|
|
|
|
|
by jauntywundrkind
918 days ago
|
|
They seemed exceedingly hard to use well but interestingly capable & full of promise. And they were made in a much more primitive software age. I'd love to hear about what didn't work. OpenMP support seemed ok maybe but OpenMP is just a platform, figuring out software architectures that's mechanistically sympathetic to the system is hard. It would be so interesting to see what Xeon Phi might have been if we had Calcite or Velox or OpenXLA or other execution engine/optimizers that can orchestrate usage. The possibility of something like Phi seems so much higher now. There's such a consensus around Phi tanking, and yes, some people came and tried and failed. But most of those lessons, of why it wasn't working (or was!) never survived the era, never were turned into stories & research that illuminates what Phi really was. My feeling is that most people were staying the course on GPU stuff, and that there weren't that many people trying Phi. I'd like more than the heresay heaped at Phi's feed to judge by. |
|
Math guys came up with a list of algorithms to try for a search engine backend.
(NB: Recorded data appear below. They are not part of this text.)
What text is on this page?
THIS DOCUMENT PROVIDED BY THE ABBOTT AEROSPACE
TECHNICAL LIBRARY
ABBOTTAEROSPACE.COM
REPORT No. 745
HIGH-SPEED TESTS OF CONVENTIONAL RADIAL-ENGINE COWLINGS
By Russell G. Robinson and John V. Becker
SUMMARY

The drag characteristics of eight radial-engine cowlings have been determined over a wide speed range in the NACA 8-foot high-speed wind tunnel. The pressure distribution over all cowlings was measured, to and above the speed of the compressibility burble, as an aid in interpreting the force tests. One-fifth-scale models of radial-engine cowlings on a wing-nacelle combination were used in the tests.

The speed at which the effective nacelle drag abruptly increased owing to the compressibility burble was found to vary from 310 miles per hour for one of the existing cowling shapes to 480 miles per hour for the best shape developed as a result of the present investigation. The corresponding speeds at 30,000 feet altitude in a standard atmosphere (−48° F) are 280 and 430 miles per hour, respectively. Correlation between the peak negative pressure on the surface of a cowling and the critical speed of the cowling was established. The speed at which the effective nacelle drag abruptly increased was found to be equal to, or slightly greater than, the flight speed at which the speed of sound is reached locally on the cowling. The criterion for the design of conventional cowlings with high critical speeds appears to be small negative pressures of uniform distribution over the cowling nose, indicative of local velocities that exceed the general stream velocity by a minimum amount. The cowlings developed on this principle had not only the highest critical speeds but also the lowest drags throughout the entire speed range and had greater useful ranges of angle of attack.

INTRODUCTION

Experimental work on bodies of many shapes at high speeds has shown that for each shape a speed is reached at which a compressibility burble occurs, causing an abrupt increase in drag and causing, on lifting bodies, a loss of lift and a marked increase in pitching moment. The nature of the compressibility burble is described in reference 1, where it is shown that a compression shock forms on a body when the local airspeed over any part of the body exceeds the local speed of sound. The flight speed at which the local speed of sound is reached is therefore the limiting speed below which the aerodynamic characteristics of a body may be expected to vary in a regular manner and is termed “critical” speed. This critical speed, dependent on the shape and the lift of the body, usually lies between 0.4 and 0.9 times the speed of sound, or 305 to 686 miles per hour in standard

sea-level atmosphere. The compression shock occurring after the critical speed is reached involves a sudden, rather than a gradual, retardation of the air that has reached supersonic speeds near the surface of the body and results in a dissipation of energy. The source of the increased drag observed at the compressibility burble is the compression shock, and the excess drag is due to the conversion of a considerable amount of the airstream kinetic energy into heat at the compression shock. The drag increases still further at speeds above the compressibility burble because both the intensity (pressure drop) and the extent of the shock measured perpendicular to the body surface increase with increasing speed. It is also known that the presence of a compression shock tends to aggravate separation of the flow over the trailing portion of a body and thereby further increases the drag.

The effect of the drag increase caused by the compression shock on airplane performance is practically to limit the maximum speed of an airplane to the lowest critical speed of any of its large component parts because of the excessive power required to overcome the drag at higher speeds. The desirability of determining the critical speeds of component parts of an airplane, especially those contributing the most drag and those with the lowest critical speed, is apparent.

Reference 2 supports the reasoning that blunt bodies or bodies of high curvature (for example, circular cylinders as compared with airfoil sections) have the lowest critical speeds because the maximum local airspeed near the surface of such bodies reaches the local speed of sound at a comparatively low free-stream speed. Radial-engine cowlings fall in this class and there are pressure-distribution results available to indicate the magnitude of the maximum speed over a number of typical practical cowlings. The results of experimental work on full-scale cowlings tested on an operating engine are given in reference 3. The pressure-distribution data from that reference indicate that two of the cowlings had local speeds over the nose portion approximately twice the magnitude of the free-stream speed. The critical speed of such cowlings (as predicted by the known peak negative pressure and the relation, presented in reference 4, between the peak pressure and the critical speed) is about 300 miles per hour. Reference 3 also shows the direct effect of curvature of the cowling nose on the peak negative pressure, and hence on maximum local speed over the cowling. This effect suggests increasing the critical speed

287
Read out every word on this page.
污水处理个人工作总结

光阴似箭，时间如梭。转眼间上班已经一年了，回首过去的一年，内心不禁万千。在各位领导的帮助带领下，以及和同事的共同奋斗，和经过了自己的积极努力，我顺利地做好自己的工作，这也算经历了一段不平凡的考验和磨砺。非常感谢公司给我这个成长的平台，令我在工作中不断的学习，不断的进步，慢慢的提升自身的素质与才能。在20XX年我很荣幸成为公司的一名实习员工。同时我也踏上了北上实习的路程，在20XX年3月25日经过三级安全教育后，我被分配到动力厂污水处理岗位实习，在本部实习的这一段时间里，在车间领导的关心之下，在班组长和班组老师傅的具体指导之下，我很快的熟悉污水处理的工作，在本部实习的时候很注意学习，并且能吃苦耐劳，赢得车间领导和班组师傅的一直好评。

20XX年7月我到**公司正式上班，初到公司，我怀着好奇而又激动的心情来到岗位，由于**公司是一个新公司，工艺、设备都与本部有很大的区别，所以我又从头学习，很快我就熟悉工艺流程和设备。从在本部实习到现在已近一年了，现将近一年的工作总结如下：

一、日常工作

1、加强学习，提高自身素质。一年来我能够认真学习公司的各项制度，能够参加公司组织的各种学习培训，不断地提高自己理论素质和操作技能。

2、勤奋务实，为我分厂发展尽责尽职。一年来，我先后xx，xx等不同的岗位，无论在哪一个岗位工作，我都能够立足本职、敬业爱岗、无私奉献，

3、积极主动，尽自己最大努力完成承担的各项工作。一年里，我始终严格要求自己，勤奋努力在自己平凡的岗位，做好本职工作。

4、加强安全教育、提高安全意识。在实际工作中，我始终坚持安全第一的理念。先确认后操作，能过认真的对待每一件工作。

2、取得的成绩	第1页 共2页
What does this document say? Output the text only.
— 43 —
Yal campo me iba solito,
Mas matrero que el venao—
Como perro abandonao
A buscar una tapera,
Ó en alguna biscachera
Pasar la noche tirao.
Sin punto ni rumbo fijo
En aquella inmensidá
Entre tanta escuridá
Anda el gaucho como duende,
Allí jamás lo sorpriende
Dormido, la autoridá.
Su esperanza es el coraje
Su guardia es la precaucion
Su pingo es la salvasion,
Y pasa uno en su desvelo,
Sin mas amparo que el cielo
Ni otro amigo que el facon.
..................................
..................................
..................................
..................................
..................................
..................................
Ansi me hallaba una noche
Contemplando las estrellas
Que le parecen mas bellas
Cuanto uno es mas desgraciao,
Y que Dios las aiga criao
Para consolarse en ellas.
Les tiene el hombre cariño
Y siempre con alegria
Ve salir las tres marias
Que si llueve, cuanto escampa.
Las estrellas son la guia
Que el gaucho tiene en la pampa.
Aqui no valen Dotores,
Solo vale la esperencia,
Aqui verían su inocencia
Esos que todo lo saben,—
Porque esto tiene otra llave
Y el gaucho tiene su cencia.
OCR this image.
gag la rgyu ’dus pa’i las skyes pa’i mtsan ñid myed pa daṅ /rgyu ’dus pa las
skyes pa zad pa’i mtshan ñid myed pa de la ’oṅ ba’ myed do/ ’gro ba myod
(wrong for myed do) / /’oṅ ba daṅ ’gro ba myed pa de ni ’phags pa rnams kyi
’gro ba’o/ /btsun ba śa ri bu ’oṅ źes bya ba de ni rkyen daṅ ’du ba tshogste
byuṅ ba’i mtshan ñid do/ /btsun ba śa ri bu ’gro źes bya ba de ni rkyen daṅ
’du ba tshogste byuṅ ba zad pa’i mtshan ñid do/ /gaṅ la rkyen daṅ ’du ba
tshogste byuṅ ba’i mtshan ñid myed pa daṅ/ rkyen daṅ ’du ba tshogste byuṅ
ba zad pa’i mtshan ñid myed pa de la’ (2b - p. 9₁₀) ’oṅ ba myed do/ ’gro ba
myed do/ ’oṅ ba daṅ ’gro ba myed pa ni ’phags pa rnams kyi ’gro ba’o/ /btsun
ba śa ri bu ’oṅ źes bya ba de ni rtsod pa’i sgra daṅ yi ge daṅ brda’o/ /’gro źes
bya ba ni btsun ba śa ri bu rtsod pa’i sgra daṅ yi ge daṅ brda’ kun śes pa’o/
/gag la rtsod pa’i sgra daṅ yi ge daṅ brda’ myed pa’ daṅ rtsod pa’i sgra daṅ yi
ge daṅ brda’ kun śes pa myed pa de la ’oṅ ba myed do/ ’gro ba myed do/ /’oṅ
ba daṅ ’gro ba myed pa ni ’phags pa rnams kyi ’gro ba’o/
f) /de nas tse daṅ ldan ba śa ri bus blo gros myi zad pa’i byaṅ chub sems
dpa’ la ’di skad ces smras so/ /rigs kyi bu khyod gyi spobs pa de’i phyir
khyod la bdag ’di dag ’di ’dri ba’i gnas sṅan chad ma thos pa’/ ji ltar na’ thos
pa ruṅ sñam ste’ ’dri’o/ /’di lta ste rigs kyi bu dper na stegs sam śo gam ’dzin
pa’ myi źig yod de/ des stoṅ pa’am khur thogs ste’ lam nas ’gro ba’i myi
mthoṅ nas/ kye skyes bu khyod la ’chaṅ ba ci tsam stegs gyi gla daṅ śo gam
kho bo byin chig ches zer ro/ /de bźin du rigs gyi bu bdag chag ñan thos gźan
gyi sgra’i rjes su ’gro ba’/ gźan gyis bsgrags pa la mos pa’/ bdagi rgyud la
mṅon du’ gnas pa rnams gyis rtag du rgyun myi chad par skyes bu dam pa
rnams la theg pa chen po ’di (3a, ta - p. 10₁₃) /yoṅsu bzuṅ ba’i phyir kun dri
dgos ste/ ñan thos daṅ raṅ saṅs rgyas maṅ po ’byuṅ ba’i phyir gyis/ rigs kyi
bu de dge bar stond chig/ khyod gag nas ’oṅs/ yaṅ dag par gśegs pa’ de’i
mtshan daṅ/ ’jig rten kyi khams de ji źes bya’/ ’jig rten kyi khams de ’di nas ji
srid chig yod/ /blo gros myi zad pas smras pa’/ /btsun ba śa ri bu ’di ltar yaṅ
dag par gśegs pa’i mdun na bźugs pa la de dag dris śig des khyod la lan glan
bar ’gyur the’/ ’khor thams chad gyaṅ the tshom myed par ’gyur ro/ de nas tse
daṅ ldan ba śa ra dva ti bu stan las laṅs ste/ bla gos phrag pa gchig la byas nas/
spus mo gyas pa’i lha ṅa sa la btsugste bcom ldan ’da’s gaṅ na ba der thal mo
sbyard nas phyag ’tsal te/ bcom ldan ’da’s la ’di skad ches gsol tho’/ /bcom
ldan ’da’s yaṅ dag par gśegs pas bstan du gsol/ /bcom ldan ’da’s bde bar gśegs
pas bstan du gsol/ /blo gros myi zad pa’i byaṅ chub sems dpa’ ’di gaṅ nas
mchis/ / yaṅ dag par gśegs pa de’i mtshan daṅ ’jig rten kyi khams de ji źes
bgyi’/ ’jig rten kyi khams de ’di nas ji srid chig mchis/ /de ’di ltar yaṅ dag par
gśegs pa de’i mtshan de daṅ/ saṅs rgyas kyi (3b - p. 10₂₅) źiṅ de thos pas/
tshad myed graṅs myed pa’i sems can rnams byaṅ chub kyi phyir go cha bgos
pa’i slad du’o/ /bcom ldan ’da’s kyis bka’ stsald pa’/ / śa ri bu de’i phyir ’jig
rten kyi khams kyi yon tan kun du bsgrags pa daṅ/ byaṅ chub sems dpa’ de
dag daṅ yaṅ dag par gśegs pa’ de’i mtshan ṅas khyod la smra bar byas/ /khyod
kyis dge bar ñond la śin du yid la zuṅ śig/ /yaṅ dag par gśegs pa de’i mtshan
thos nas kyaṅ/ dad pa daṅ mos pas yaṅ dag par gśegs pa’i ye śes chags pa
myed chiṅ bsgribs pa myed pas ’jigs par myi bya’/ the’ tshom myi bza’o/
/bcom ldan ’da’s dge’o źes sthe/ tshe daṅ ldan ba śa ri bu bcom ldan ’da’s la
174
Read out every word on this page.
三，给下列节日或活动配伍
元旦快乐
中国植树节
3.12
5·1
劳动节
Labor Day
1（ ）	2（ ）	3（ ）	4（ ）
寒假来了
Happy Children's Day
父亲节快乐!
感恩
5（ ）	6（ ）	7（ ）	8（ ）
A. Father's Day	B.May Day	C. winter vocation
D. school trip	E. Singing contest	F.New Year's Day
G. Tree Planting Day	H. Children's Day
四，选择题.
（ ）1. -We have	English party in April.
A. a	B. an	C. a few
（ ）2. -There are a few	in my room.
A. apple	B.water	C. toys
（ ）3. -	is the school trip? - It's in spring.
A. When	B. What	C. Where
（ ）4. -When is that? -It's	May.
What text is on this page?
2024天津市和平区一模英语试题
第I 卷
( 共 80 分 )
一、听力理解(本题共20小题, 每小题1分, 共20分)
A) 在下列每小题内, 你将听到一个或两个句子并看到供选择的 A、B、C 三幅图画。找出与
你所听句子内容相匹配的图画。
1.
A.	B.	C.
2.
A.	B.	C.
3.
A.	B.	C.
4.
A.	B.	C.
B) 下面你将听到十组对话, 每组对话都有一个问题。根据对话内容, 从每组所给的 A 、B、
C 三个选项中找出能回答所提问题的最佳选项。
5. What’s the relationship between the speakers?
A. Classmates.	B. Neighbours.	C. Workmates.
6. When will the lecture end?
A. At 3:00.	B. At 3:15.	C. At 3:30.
What we needed was matrix multiplication and maybe some decision tree walking (that was some time ago, trees were still big back then, NNs were seen as too compute-intensive for no clear benefits). So we thought that it might be cool to have a tool that would support both. Phi sounded just right for both.
And things written to AVX-512 did work. Software surpisingly easy to port.
But then comes the usual SIMD/CPU trouble: every SIMD generation wants a little software rewrite. So for both Phi generations we had to update our code. For things not compatible with the SIMD approach (think tree-walking) it is just a weak x86.
In theory Phi's were universal, in practice what we got was: okay number crunching, bad generic compute.
GPU was somewhat similar: the software stack was unstable, CUDA just did not materialize as a standard yet. But every generation introduced a massive increase in compute available. And boy did NVIDIA move fast...
So GPU situation was: amazing number crunching, no generic compute.
And then there were a few ML breakthroughs results which rendered everything that did not look like a matrix multiplication obsolete.
PS I wouldn't take this story too seriously, details may vary.